O ano passado lancei três singles, o “Como todos fazem”, a “Nova Gera” e “Gota de Chuva”. Tenho várias coisas gravadas, tenho dois sons com participações, que não são só músicas minhas são músicas com outras pessoas. O ponto em que sinto que estou é de criação e de gravação sem exposição obrigatória, ou seja, eu estou mesmo concentrado em gravar, em criar, sem ter que colocar para fora. E é esse o meu projeto, estar só focado em criar. É preciso trabalhar, não é só fazer improvisos, eu faço improvisos, mas tenho que trabalhar para os fazer e eu se quiser tocar num NOS Alive eu não vou dar um concerto de improvisos, eu vou ter que fazer as músicas, é tudo um processo em que eu não acredito que haja um truque, não haja uma altura certa, há um caminho, que é o teu e tu é que sabes o que é que tu queres.

Sente que ainda lhe falta provar alguma coisa?

Sim, muito mesmo. Eu sinto que tenho muitas coisas para dizer, até porque eu sempre tive uma grande dificuldade em expressar aquilo que eu sinto numa conversa, principalmente em relação a pessoas. Eu tenho que fazer um som para a minha irmã, eu tenho que fazer um som para as minhas sobrinhas, para a minha mãe e ainda não fiz, ou seja, eu não preciso de lhes provar nada eles sabem que eu gosto deles até ao infinito, mas eu quero.

 

Qual é a diferença entre o Fábio e o NTS?

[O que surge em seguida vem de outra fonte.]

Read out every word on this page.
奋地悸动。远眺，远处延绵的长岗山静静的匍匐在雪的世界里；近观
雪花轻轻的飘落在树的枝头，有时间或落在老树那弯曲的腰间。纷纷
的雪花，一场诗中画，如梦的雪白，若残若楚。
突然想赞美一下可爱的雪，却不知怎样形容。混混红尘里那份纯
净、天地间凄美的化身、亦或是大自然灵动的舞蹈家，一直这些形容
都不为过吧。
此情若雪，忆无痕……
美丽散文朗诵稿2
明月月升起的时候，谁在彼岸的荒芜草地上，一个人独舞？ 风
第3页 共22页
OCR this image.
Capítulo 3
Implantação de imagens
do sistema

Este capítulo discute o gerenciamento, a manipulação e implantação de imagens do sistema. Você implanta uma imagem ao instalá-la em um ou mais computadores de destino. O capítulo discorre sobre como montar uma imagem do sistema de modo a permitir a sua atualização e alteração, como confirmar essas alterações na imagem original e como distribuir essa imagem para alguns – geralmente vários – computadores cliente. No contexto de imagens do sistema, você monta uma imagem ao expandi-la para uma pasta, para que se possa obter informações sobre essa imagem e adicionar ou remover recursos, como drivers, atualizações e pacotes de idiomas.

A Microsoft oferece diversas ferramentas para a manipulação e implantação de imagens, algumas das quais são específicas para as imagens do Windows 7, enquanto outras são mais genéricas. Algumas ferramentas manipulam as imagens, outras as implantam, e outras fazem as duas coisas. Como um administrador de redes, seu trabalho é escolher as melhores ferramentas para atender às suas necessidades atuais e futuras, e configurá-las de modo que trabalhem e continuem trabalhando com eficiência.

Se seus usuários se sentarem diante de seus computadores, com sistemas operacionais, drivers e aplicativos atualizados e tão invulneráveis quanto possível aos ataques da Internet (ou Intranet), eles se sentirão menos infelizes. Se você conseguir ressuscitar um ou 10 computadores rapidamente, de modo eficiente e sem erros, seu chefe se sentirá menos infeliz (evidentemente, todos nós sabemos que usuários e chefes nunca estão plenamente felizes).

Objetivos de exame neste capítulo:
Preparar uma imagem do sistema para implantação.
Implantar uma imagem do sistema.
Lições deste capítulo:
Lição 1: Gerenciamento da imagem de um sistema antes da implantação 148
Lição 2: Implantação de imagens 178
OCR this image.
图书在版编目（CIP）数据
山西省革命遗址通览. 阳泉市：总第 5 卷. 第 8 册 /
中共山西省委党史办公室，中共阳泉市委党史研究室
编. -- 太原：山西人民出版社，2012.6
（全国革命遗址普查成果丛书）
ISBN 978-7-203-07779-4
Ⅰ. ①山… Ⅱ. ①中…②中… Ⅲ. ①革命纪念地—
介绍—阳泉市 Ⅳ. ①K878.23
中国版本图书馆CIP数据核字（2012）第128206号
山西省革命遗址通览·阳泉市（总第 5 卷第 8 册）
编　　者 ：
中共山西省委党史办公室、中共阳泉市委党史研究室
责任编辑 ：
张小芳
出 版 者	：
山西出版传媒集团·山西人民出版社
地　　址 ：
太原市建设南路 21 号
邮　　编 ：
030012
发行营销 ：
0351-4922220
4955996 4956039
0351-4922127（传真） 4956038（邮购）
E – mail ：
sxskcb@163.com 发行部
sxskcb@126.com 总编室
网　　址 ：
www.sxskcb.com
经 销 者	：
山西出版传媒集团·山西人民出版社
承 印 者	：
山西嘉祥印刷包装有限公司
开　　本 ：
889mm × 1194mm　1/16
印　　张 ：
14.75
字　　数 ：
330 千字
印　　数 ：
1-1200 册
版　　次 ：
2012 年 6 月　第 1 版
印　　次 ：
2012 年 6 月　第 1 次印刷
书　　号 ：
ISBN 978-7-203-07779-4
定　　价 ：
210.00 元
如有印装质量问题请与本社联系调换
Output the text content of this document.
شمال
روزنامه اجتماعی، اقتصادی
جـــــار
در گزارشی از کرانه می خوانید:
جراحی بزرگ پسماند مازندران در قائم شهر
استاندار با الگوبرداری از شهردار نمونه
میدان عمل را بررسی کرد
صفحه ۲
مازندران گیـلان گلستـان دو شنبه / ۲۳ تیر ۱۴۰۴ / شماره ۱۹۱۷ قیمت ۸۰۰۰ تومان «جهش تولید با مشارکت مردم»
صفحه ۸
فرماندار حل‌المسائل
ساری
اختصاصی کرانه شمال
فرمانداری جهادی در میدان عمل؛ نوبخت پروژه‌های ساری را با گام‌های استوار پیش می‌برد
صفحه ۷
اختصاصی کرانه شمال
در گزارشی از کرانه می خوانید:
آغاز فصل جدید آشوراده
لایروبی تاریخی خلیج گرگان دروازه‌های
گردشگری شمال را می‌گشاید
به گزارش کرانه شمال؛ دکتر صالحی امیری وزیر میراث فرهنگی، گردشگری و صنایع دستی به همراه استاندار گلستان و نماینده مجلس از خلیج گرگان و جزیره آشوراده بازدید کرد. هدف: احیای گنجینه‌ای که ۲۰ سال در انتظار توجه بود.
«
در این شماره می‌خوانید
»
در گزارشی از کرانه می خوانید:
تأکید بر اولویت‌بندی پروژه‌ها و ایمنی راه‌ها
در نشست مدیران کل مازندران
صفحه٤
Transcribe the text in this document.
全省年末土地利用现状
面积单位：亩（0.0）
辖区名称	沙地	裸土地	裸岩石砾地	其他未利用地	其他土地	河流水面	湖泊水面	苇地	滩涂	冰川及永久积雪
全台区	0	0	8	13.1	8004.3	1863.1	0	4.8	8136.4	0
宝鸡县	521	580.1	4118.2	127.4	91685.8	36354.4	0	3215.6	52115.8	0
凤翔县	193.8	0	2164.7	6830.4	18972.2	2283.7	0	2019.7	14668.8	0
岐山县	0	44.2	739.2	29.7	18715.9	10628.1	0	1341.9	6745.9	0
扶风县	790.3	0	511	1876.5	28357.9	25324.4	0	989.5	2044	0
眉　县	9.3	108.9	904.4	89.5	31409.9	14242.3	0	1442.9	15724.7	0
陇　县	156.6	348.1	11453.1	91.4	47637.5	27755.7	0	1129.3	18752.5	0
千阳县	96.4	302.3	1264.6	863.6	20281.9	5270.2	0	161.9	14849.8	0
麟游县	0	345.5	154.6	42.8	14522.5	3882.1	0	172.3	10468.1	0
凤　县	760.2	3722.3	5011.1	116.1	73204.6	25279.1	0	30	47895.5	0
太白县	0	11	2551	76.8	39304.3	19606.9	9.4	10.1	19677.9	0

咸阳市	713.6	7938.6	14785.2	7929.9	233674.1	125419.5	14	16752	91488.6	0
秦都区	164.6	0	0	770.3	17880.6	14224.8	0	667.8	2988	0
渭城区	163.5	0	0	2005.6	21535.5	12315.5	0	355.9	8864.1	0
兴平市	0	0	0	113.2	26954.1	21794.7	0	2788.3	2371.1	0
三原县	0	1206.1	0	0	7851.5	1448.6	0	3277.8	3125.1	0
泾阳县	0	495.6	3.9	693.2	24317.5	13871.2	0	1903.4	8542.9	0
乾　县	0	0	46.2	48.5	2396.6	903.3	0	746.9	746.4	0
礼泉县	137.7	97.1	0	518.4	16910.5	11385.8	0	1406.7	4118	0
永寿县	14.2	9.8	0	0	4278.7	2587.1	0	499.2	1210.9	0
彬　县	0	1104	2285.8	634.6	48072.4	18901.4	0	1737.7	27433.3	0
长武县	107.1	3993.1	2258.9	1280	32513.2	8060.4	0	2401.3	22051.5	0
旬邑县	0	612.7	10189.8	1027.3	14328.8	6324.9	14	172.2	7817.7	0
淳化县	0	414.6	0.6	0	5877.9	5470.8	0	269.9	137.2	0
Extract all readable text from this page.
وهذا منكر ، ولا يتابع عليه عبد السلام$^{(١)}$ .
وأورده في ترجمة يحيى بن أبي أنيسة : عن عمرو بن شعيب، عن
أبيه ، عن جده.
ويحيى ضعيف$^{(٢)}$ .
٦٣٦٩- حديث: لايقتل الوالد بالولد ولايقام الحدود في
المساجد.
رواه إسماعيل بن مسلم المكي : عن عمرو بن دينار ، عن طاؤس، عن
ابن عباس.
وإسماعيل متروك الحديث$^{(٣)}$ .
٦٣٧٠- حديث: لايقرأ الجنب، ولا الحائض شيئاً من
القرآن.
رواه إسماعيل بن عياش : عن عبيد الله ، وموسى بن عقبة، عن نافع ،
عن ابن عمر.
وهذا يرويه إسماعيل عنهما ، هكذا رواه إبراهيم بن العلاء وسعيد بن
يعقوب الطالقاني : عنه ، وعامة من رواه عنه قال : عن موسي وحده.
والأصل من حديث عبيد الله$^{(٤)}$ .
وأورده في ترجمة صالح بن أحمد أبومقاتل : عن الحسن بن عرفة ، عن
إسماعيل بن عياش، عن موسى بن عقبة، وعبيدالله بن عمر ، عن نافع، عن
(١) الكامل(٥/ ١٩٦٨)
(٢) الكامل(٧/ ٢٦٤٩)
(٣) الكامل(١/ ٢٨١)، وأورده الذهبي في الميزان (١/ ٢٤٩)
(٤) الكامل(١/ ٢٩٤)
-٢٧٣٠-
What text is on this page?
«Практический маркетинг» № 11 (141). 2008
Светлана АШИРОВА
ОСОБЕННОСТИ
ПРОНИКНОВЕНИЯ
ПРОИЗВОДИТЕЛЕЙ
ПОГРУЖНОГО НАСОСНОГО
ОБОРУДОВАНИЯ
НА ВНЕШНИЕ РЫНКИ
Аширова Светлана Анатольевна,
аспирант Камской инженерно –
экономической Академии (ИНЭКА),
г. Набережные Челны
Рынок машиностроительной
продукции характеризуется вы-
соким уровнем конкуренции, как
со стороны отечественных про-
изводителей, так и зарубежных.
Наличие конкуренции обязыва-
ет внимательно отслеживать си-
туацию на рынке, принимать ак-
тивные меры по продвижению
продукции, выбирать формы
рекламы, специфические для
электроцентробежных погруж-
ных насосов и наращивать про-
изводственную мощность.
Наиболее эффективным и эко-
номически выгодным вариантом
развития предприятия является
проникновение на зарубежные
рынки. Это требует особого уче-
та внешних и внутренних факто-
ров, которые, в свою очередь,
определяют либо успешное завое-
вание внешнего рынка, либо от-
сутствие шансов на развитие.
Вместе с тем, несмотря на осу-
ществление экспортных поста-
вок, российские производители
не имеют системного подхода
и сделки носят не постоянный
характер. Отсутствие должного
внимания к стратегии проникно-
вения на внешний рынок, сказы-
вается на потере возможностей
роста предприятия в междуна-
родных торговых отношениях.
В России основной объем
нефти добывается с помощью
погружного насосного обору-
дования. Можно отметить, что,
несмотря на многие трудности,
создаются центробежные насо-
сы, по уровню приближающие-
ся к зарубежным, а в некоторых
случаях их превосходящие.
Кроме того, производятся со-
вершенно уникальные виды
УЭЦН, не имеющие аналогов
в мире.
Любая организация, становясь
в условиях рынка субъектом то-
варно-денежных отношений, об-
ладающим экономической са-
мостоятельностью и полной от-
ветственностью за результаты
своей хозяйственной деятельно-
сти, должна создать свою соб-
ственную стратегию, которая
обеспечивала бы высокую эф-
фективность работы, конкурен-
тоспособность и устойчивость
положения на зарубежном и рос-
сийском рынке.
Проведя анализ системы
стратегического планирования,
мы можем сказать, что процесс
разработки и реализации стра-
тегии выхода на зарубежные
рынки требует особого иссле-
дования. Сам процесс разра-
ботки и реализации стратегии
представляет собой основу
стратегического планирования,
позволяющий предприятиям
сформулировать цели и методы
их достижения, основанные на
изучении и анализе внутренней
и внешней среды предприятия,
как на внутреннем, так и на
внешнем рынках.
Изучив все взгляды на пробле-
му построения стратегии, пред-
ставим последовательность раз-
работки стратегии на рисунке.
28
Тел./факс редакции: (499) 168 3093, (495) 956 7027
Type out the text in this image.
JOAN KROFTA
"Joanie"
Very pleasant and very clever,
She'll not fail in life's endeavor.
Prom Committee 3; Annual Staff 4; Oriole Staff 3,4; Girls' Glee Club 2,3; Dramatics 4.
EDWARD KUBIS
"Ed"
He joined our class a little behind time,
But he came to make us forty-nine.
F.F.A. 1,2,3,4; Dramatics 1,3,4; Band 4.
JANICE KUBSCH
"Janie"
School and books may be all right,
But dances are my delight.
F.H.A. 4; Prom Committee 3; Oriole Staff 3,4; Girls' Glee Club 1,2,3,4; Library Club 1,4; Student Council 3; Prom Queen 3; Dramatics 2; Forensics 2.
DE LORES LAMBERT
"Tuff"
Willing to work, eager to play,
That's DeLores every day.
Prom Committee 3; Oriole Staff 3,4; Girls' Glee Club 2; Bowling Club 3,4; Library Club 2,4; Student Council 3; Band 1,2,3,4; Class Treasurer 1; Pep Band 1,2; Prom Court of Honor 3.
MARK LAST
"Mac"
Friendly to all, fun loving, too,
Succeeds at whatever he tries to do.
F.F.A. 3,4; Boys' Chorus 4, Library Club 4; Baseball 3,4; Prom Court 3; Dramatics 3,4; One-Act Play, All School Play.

O Fábio é a pessoa que faz tudo, desde piercing, à música, a ter namorada, ter amigos, a família, viajar, seja o que for. O NTS é a parte do Fábio que faz música. Agora provavelmente vou fugir um bocado a pergunta, mas eu sei que como Fábio eu tenho um papel na minha vida e que eu posso mudar os outros que me rodeiam, a minha família e os meus, quando eu te digo mudar é para melhor, aquela coisa, de dar mais estabilidade e afins. Agora o nome NTS quanto mais forte ficar mais peso vai ter a palavra, ou seja, se eu tiver nome as pessoas vão-me ouvir? Então ok, eu vou conseguir esse nome para as pessoas me ouvirem porque eu sei que quando as pessoas me ouvirem eu vou estar sempre a tentar que seja de uma forma positiva. O Fábio vai tentar ajudar e estar sempre lá para os que o rodeiam, o NTS é uma forma mais abrangente mais para fora.

 

O que o NTS de agora diria ao NTS de há uns anos atrás?

Diria que não tem que ser agora e acho que esse foi o maior erro na minha carreira. O facto de pensar que tudo tinha de ser agora impediu-me de fazer muitas outras coisas. As coisas têm que ser feitas quando tu sentes, como sentes e cada vez mais com um propósito. Acho que é isso, fazer, mas com um propósito e cada vez tenho mais consciência de que o propósito se esta a tonar maior que eu e isso é mesmo fixe.